Assam tea is a popular black tea from the Assam region of India. It is commonly sold as “breakfast” tea. This mild-tasting tea is pleasant to most people’s taste buds. The chai recipe below is great with or without Assam tea.
Rosewater has been used in food and as medicine for ages. It is made by steam-distilling the petals. You can easily do this at home if you have a lot of fragrant roses growing around you. I love incorporating it into our meals to add that exotic flair. Try it on ice cream, in teas and to flavor rice.
Masala Chai Recipe
What you’ll need…
- 10-15 small slices astragalus root
- 2 tablespoons codonopsis root
- 2 tablespoons burdock root
- 2 tablespoons ginger root
- 1 tablespoon cinnamon chips
- 1 teaspoon peppercorns
- 1/2 teaspoon hulled cardamom
- 1/4 teaspoon cloves (about 3-5 cloves)
- 2 teaspoons assam black tea (optional)
- 2-4 tablespoons rosewater (rose hydrosol will work as well)
- 1 quart water
Begin by combing all your herbs and spices together.
Place the water in a medium-sized saucepan and bring to a boil.
Add all of the spices to the pot except the tea and rosewater and reduce to a slow simmer.
Simmer this spicy mix for 30-40 minutes and then strain.
If desired, add two teaspoons of assam tea and let infuse for 3-5 minutes. Strain off the tea leaves.

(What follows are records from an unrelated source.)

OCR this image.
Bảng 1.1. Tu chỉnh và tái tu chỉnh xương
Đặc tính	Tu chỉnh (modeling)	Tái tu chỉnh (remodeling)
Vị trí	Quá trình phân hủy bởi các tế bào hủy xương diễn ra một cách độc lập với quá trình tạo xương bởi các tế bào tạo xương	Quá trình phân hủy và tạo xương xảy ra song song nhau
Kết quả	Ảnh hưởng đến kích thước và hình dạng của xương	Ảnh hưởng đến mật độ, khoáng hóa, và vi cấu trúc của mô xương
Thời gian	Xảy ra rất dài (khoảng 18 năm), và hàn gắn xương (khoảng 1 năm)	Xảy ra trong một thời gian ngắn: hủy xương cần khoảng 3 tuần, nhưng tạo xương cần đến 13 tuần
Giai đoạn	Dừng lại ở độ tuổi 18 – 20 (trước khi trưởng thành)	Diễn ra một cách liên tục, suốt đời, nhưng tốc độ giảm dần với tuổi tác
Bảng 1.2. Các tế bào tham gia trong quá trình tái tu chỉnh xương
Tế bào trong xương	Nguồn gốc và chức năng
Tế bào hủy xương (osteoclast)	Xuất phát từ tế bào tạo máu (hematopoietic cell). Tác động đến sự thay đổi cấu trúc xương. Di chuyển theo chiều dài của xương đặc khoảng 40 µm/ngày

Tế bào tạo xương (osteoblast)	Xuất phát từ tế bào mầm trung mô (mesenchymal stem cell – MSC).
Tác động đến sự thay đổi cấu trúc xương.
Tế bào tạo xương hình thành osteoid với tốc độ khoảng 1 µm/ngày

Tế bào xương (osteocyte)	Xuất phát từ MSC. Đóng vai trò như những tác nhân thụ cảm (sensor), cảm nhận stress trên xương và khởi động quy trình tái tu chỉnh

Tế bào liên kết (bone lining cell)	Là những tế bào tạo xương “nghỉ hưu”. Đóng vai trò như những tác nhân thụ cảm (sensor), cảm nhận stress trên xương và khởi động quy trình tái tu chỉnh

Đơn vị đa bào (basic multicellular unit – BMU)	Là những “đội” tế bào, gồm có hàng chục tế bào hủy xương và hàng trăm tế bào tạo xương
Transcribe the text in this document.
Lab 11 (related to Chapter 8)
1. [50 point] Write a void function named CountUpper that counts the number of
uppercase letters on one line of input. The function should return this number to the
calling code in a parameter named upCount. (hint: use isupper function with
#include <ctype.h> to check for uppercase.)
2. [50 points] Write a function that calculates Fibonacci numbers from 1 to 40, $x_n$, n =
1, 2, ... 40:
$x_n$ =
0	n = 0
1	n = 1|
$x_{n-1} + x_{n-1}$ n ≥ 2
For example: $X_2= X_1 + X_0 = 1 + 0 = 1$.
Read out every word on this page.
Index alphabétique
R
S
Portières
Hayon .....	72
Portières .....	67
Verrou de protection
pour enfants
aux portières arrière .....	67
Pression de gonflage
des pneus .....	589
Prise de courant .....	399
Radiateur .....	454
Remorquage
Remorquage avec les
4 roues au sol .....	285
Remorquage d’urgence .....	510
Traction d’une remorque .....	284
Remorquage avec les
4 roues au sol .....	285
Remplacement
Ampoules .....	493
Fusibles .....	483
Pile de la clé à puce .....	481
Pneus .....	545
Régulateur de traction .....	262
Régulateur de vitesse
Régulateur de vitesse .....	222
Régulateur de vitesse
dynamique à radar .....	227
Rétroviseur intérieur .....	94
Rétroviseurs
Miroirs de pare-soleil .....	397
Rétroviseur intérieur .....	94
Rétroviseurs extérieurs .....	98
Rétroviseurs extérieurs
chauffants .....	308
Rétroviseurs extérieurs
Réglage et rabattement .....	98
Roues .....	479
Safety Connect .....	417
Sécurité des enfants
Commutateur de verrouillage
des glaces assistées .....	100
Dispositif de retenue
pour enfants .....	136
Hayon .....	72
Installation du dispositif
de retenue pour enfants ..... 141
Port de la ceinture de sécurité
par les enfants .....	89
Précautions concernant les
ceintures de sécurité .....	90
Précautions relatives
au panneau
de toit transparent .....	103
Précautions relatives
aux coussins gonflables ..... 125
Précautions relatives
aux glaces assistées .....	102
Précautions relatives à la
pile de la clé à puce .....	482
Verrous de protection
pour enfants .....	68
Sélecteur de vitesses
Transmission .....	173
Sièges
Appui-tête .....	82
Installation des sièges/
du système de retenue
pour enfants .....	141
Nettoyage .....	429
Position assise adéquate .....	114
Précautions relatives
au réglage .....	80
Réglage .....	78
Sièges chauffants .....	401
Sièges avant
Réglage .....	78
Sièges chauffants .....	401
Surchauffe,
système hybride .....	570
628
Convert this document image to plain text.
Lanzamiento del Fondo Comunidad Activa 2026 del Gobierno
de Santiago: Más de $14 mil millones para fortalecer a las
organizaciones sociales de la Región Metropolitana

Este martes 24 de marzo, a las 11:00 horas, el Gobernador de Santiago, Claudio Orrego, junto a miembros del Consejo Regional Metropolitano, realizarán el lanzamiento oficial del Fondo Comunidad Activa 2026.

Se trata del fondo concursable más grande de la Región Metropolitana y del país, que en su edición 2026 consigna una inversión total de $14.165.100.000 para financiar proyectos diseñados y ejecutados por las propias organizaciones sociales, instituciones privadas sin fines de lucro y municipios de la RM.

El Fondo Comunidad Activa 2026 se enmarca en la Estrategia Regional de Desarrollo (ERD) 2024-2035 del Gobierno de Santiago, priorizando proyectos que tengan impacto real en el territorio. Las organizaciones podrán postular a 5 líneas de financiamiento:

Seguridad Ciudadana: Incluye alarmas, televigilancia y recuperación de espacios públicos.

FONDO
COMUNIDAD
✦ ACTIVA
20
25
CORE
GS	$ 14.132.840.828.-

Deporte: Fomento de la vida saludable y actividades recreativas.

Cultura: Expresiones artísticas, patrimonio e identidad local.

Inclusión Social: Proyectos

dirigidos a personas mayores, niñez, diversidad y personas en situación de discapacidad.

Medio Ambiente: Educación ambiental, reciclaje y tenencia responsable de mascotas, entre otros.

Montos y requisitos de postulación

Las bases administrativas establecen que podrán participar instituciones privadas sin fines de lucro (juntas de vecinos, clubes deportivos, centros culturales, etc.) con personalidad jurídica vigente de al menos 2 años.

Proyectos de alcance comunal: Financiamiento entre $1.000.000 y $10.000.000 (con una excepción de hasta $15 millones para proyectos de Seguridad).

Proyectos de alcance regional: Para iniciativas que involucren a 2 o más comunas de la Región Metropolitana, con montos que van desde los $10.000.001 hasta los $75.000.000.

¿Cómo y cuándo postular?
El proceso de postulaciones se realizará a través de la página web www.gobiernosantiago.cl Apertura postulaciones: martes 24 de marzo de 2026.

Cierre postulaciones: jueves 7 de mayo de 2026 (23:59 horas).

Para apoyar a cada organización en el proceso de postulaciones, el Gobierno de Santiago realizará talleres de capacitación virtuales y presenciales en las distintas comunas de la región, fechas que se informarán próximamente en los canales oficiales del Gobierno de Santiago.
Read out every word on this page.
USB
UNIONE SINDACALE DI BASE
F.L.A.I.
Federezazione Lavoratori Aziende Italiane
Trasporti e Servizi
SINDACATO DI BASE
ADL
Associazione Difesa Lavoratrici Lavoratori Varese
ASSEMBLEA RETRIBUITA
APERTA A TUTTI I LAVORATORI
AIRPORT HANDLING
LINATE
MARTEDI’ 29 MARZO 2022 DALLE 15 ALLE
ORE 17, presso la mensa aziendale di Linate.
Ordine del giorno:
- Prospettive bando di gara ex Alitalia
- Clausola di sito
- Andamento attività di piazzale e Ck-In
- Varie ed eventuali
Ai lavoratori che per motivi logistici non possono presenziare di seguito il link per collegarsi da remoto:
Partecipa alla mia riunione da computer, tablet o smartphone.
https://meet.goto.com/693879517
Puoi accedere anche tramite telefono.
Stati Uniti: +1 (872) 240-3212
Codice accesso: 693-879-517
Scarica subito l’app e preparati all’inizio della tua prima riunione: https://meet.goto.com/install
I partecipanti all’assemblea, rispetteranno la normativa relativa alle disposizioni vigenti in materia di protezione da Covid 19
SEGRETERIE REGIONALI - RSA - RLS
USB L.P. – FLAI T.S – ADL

Add the rosewater to taste.
Add cream or milk substitute to taste.
You can certainly add honey to this as well but I think you’ll be surprised how sweet it is already (the codonopsis root adds a lot of sweetness).
Serve warm and enjoy!
This makes enough chai for two people. If you’ve never made masala chai before, I recommend trying the above recipe as is, and then experimenting to find the recipe for your taste buds. You may like more or fewer cloves, more or less spicy, etc.
Once you have your favorite masala chai recipe in hand, you can increase the recipe and combine the bulk spices together in a large jar. Then, when you are ready for chai, you can simply measure out one scoop from your larger container.
This tasty beverage will be a hit at your holiday get-togethers. The spices can also be packaged up and given as a gift with instructions on how to brew it up.